Да и в целом неприязнь к «центру» у местных жителей проявляется только критическом отношении к власть имущим. К россиянам относятся с сочувствием и о необходимости «отделяться» не говорят.
-У вас за МКАДом другая Россия начинается, — со знанием дела говорят наши сотрапезники. — И эта другая Россия сама пострадала от России «Кремлевской» больше, чем национальные республики. Какая жуткая нищета в провинции!
-Я была недавно в Тверской области — заливалась слезами, как же там плохо люди живут.
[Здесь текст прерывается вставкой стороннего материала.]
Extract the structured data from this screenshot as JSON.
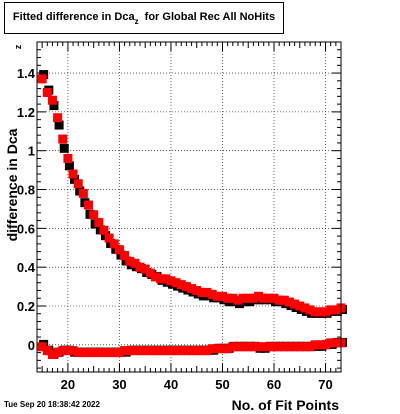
{
  "title_box": {
    "main": "Fitted difference in Dca",
    "sub": "z",
    "rest": "  for Global Rec All NoHits"
  },
  "timestamp": "Tue Sep 20 18:38:42 2022",
  "colors": {
    "series_red": "#ff0000",
    "series_black": "#000000"
  },
  "chart_data": {
    "type": "scatter",
    "title": "Fitted difference in Dca_z  for Global Rec All NoHits",
    "xlabel": "No. of Fit Points",
    "ylabel": "difference in Dca",
    "ylabel_sub": "z",
    "xlim": [
      14,
      73
    ],
    "ylim": [
      -0.14,
      1.56
    ],
    "grid": true,
    "x_ticks": [
      20,
      30,
      40,
      50,
      60,
      70
    ],
    "x_tick_labels": [
      "20",
      "30",
      "40",
      "50",
      "60",
      "70"
    ],
    "y_ticks": [
      0,
      0.2,
      0.4,
      0.6,
      0.8,
      1,
      1.2,
      1.4
    ],
    "y_tick_labels": [
      "0",
      "0.2",
      "0.4",
      "0.6",
      "0.8",
      "1",
      "1.2",
      "1.4"
    ],
    "series": [
      {
        "color": "#000000",
        "marker": "square",
        "x": [
          15,
          16,
          17,
          18,
          19,
          20,
          21,
          22,
          23,
          24,
          25,
          26,
          27,
          28,
          29,
          30,
          31,
          32,
          33,
          34,
          35,
          36,
          37,
          38,
          39,
          40,
          41,
          42,
          43,
          44,
          45,
          46,
          47,
          48,
          49,
          50,
          51,
          52,
          53,
          54,
          55,
          56,
          57,
          58,
          59,
          60,
          61,
          62,
          63,
          64,
          65,
          66,
          67,
          68,
          69,
          70,
          71,
          72,
          73
        ],
        "y": [
          1.4,
          1.32,
          1.24,
          1.14,
          1.02,
          0.93,
          0.86,
          0.8,
          0.74,
          0.68,
          0.63,
          0.6,
          0.57,
          0.53,
          0.5,
          0.47,
          0.44,
          0.42,
          0.41,
          0.4,
          0.38,
          0.37,
          0.36,
          0.34,
          0.33,
          0.32,
          0.31,
          0.3,
          0.29,
          0.28,
          0.27,
          0.26,
          0.26,
          0.25,
          0.25,
          0.24,
          0.23,
          0.23,
          0.22,
          0.23,
          0.23,
          0.24,
          0.24,
          0.24,
          0.24,
          0.23,
          0.23,
          0.22,
          0.21,
          0.2,
          0.19,
          0.18,
          0.17,
          0.17,
          0.17,
          0.17,
          0.18,
          0.18,
          0.19
        ]
      },
      {
        "color": "#ff0000",
        "marker": "square",
        "x": [
          15,
          16,
          17,
          18,
          19,
          20,
          21,
          22,
          23,
          24,
          25,
          26,
          27,
          28,
          29,
          30,
          31,
          32,
          33,
          34,
          35,
          36,
          37,
          38,
          39,
          40,
          41,
          42,
          43,
          44,
          45,
          46,
          47,
          48,
          49,
          50,
          51,
          52,
          53,
          54,
          55,
          56,
          57,
          58,
          59,
          60,
          61,
          62,
          63,
          64,
          65,
          66,
          67,
          68,
          69,
          70,
          71,
          72,
          73
        ],
        "y": [
          1.37,
          1.3,
          1.26,
          1.17,
          1.06,
          0.96,
          0.88,
          0.83,
          0.78,
          0.72,
          0.67,
          0.63,
          0.59,
          0.55,
          0.52,
          0.49,
          0.46,
          0.43,
          0.42,
          0.4,
          0.39,
          0.37,
          0.35,
          0.34,
          0.34,
          0.33,
          0.32,
          0.31,
          0.3,
          0.29,
          0.28,
          0.27,
          0.27,
          0.26,
          0.25,
          0.25,
          0.24,
          0.24,
          0.23,
          0.24,
          0.24,
          0.24,
          0.25,
          0.24,
          0.24,
          0.24,
          0.23,
          0.23,
          0.22,
          0.21,
          0.2,
          0.19,
          0.18,
          0.17,
          0.17,
          0.17,
          0.18,
          0.18,
          0.19
        ]
      },
      {
        "color": "#000000",
        "marker": "square",
        "x": [
          15,
          16,
          17,
          18,
          19,
          20,
          21,
          22,
          23,
          24,
          25,
          26,
          27,
          28,
          29,
          30,
          31,
          32,
          33,
          34,
          35,
          36,
          37,
          38,
          39,
          40,
          41,
          42,
          43,
          44,
          45,
          46,
          47,
          48,
          49,
          50,
          51,
          52,
          53,
          54,
          55,
          56,
          57,
          58,
          59,
          60,
          61,
          62,
          63,
          64,
          65,
          66,
          67,
          68,
          69,
          70,
          71,
          72,
          73
        ],
        "y": [
          0.01,
          -0.02,
          -0.04,
          -0.03,
          -0.02,
          -0.02,
          -0.03,
          -0.03,
          -0.03,
          -0.03,
          -0.03,
          -0.03,
          -0.03,
          -0.03,
          -0.03,
          -0.03,
          -0.03,
          -0.02,
          -0.02,
          -0.02,
          -0.02,
          -0.02,
          -0.02,
          -0.02,
          -0.02,
          -0.02,
          -0.02,
          -0.02,
          -0.02,
          -0.02,
          -0.02,
          -0.02,
          -0.02,
          -0.02,
          -0.01,
          -0.01,
          -0.01,
          0.0,
          0.0,
          0.0,
          0.0,
          0.0,
          -0.01,
          -0.01,
          0.0,
          0.0,
          0.0,
          0.0,
          0.0,
          0.0,
          0.0,
          0.0,
          0.0,
          0.0,
          0.0,
          0.01,
          0.01,
          0.02,
          0.02
        ]
      },
      {
        "color": "#ff0000",
        "marker": "square",
        "x": [
          15,
          16,
          17,
          18,
          19,
          20,
          21,
          22,
          23,
          24,
          25,
          26,
          27,
          28,
          29,
          30,
          31,
          32,
          33,
          34,
          35,
          36,
          37,
          38,
          39,
          40,
          41,
          42,
          43,
          44,
          45,
          46,
          47,
          48,
          49,
          50,
          51,
          52,
          53,
          54,
          55,
          56,
          57,
          58,
          59,
          60,
          61,
          62,
          63,
          64,
          65,
          66,
          67,
          68,
          69,
          70,
          71,
          72,
          73
        ],
        "y": [
          -0.01,
          -0.03,
          -0.05,
          -0.04,
          -0.03,
          -0.03,
          -0.03,
          -0.04,
          -0.04,
          -0.04,
          -0.04,
          -0.04,
          -0.04,
          -0.04,
          -0.04,
          -0.04,
          -0.03,
          -0.03,
          -0.03,
          -0.03,
          -0.03,
          -0.03,
          -0.03,
          -0.03,
          -0.03,
          -0.03,
          -0.03,
          -0.03,
          -0.03,
          -0.03,
          -0.03,
          -0.03,
          -0.03,
          -0.02,
          -0.02,
          -0.02,
          -0.02,
          -0.01,
          -0.01,
          -0.01,
          -0.01,
          -0.01,
          -0.01,
          -0.01,
          -0.01,
          -0.01,
          -0.01,
          -0.01,
          -0.01,
          -0.01,
          -0.01,
          -0.01,
          -0.01,
          0.0,
          0.0,
          0.0,
          0.01,
          0.01,
          0.01
        ]
      }
    ]
  }
}
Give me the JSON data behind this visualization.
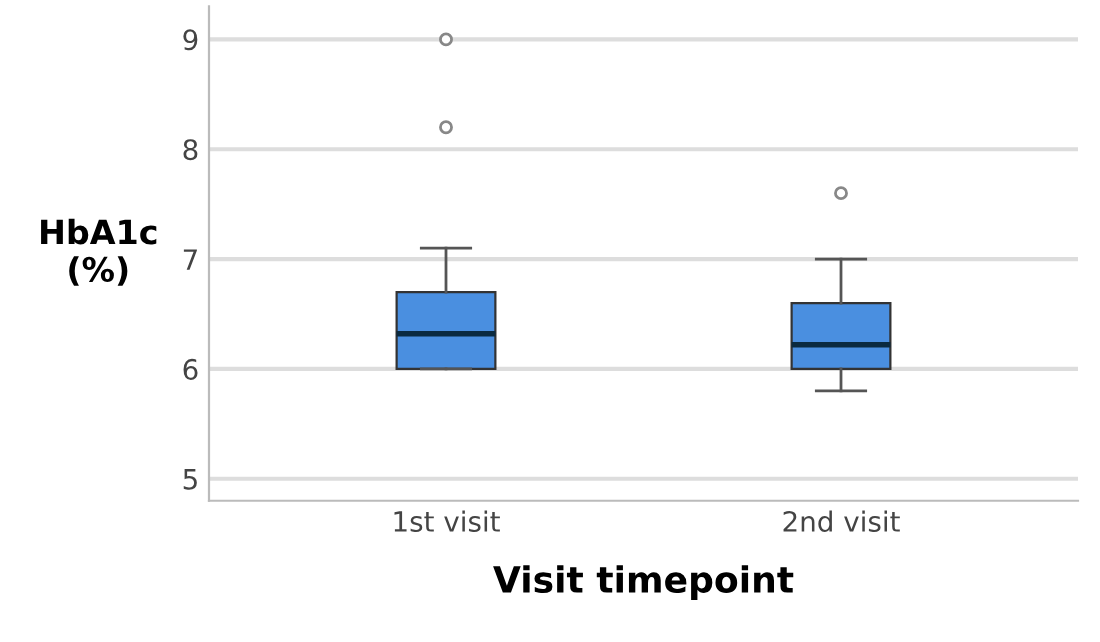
{
  "chart_data": {
    "type": "box",
    "xlabel": "Visit timepoint",
    "ylabel": "HbA1c\n(%)",
    "categories": [
      "1st visit",
      "2nd visit"
    ],
    "color": "#4a8fe0",
    "boxes": [
      {
        "low": 6.0,
        "q1": 6.0,
        "median": 6.32,
        "q3": 6.7,
        "high": 7.1,
        "outliers": [
          8.2,
          9.0
        ]
      },
      {
        "low": 5.8,
        "q1": 6.0,
        "median": 6.22,
        "q3": 6.6,
        "high": 7.0,
        "outliers": [
          7.6
        ]
      }
    ],
    "ylim": [
      4.8,
      9.3
    ],
    "yticks": [
      5,
      6,
      7,
      8,
      9
    ],
    "grid": "y"
  }
}
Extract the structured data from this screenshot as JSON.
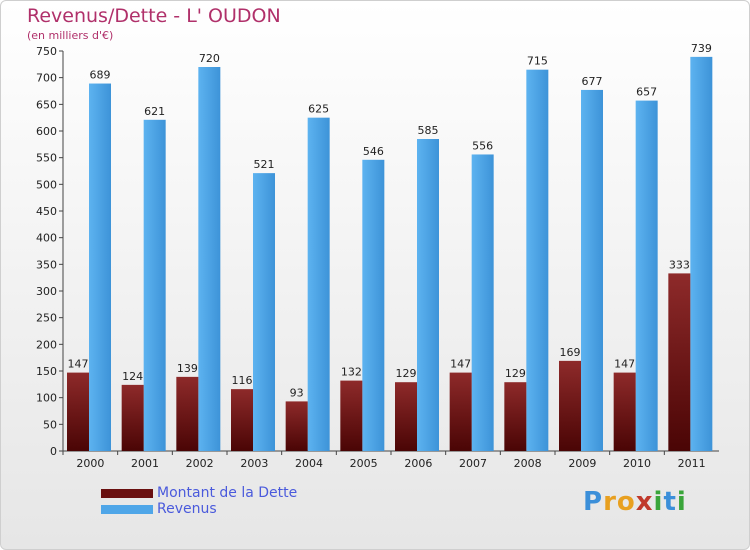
{
  "chart_data": {
    "type": "bar",
    "title": "Revenus/Dette - L' OUDON",
    "subtitle": "(en milliers d'€)",
    "categories": [
      "2000",
      "2001",
      "2002",
      "2003",
      "2004",
      "2005",
      "2006",
      "2007",
      "2008",
      "2009",
      "2010",
      "2011"
    ],
    "series": [
      {
        "name": "Montant de la Dette",
        "values": [
          147,
          124,
          139,
          116,
          93,
          132,
          129,
          147,
          129,
          169,
          147,
          333
        ],
        "color": "#7a1c1c"
      },
      {
        "name": "Revenus",
        "values": [
          689,
          621,
          720,
          521,
          625,
          546,
          585,
          556,
          715,
          677,
          657,
          739
        ],
        "color": "#4fa6e8"
      }
    ],
    "ylim": [
      0,
      750
    ],
    "yticks": [
      0,
      50,
      100,
      150,
      200,
      250,
      300,
      350,
      400,
      450,
      500,
      550,
      600,
      650,
      700,
      750
    ],
    "grid": false,
    "legend_position": "bottom-left"
  },
  "brand": {
    "letters": [
      "P",
      "r",
      "o",
      "x",
      "i",
      "t",
      "i"
    ],
    "colors": [
      "#3b8fd9",
      "#e8a020",
      "#e8a020",
      "#c0392b",
      "#3aa53a",
      "#3b8fd9",
      "#3aa53a"
    ]
  }
}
-А мой знакомый — водитель автобуса — тут как-то поехал в отпуск на родину, в Брянскую область. Рассказывал, что со своими якутскими отпускными приехал, как олигарх. Работы у людей нет, денег не видят, спиваются… Все его ровесники — глубокие старики, хотя им еще только около пятидесяти.
-У нас, конечно, никаких накоплений нет, денег, как правило, только на необходимое хватает, но у многих есть свое хозяйство, кто-то охотой занимается — это большое подспорье. А в целом-то в России часто денег нет никаких! У нас, самое главное, работа есть, а в центральной России в деревне работы нет вообще, а в маленьких городах предприятия стоят.
-Так что мы тут жалуемся и плачем, но, оказывается, в российской провинции живут и похуже, — приходят к общему выводу. — Центральную Россию убивают. Но, конечно, от России мы никуда не денемся. Просто мы далеко, и у нас островная психология.
При плотности населения пол-человека на квадратный километр — неудивительно, что у жителей Якутии островная психология.
Хотя один раз за три дня мы все-таки столкнулись с явным проявлением якутского сепаратизма. Наш фотограф Михаил Моисеев снимал вокруг храма катающихся на велосипедах по ледяным лужам мальчишек.
-А вы откуда? — спросили пацаны.
-Из Москвы.
-Аааа, — весело — протянули они, — Маааасква! — и весело покатили дальше.
Впрочем, отношение к москвичам — это уже совсем другая и вряд ли специфически якутская история.